Instacart customers’ personal information is being sold on the dark web.
A new report found that the personal information of 275,000 Instacart customer accounts is for sale in two dark web stores. The information being sold includes names, email addresses, the last four digits of credit card numbers and shopping data from customers from June and July. The information is for sale for about $2 per person.
Some customers have confirmed the data for sale on the dark web matches their Instacart account information. However, Instacart officials said they are not aware of a data breach. They said data privacy is a top priority for the company.
“Internally, we’ve assembled a cross-functional team to promptly investigate this issue and provide an update to our customers. Our teams have been working around the clock to quickly determine the validity of reports related to site security and so far our investigation has shown that the Instacart platform was not compromised or breached,” Instacart officials said in a statement.

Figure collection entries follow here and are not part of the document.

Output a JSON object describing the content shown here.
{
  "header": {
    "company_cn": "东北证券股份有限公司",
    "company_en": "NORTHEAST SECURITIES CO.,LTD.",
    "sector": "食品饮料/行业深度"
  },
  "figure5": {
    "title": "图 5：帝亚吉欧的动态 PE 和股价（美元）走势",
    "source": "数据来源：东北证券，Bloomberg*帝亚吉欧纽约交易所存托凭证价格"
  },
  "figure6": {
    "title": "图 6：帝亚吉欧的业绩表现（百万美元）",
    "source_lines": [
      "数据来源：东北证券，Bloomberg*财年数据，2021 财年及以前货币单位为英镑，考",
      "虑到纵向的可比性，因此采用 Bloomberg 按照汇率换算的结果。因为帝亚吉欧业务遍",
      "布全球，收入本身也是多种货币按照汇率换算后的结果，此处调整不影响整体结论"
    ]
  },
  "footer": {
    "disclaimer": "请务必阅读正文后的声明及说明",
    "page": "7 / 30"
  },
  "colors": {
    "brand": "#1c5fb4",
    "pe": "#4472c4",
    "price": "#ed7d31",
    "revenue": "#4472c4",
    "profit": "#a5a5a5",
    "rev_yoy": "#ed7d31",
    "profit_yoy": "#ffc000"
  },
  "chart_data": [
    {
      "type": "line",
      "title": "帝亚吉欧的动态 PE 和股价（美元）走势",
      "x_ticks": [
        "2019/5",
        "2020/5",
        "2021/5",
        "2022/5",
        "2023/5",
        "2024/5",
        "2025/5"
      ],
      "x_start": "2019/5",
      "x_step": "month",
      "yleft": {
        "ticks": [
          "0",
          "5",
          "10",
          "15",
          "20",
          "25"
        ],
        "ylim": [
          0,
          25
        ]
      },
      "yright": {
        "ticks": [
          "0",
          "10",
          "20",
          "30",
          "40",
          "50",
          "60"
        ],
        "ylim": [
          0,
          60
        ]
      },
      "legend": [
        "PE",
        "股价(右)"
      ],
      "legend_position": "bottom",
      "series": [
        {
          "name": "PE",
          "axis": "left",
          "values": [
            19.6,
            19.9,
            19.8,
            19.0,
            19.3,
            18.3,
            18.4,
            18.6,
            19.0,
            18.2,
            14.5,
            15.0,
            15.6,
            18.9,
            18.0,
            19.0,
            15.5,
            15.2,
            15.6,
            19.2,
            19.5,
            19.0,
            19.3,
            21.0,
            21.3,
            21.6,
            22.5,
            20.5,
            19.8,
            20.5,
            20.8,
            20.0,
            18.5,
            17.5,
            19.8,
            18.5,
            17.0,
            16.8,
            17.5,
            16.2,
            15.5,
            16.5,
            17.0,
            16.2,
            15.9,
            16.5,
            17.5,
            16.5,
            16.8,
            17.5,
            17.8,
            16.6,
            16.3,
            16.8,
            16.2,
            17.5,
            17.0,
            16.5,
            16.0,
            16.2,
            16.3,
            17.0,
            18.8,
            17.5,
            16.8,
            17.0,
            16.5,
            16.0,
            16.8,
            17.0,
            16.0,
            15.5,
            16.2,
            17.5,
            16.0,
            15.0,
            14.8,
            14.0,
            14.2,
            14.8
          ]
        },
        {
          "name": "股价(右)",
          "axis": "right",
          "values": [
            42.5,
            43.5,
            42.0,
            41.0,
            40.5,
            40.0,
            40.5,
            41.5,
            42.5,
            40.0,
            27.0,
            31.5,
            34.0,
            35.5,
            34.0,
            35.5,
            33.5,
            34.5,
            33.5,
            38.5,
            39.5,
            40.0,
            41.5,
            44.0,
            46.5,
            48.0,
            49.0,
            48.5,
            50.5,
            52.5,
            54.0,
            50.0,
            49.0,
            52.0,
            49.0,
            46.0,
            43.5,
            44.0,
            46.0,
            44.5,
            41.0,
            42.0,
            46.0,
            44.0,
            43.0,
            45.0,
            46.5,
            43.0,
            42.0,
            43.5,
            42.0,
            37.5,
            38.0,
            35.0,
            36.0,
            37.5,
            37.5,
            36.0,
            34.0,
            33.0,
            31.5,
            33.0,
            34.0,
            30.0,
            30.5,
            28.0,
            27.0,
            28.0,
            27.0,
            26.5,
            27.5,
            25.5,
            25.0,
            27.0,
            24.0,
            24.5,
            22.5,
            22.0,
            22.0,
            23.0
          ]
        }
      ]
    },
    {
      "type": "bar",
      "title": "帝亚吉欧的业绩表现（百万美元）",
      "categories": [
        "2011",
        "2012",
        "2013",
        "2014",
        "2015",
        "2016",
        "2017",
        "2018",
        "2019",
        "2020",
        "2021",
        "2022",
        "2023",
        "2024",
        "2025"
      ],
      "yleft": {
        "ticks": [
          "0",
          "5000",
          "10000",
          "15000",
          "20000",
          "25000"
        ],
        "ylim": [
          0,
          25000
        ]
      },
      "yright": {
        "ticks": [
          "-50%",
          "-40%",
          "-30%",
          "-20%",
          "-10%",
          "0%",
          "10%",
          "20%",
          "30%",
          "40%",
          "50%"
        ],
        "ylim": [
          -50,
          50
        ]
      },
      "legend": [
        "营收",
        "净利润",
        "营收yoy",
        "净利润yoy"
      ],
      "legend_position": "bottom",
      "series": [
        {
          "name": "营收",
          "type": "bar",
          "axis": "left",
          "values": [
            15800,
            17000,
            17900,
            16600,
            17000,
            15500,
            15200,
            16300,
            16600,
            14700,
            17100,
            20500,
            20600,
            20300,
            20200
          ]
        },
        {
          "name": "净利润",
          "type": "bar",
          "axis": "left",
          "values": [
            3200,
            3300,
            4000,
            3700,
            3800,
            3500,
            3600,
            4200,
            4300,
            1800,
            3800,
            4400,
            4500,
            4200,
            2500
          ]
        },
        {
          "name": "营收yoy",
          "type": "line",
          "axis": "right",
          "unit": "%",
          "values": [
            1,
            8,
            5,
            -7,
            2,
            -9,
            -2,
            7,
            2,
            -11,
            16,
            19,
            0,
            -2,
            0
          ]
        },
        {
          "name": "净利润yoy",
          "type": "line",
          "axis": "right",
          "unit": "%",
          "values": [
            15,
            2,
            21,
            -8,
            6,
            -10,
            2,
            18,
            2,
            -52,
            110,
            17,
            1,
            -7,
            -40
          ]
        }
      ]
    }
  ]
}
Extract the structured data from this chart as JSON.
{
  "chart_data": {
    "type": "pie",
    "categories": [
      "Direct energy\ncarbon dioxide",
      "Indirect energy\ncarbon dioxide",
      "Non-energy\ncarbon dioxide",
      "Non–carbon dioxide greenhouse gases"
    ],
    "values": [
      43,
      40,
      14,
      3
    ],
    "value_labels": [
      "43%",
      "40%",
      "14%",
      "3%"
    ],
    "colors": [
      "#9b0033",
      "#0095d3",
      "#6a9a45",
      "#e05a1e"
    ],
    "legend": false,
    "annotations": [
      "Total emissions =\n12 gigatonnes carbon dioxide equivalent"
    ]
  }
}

Officials said based on their investigation, the leaked data is the result of credential stuffing. Credential stuffing occurs when a hacker uses software to cross-reference stolen usernames or email addresses and corresponding passwords from past data breaches to gain access to victims’ accounts.
“In this instance, it appears that third-party bad actors were able to use usernames and passwords that were compromised in previous data breaches of other websites and apps to login to some Instacart accounts,” officials said. “In some instances, this would have given the third party bad-actors access to basic customer account information such as first name, address, last order, total order number, and in some cases, the last four digits of a customer’s credit card.”
For Instacart customers who feel their data might be at risk, they can take steps to protect themselves. These steps include changing passwords and turning on two-factor authentication.
Customers who might have had data exposed also should monitor their credit report for possible fraud. Credit report and identity theft protection can include dark web and internet monitoring, suspicious activity alerts and identity theft insurance.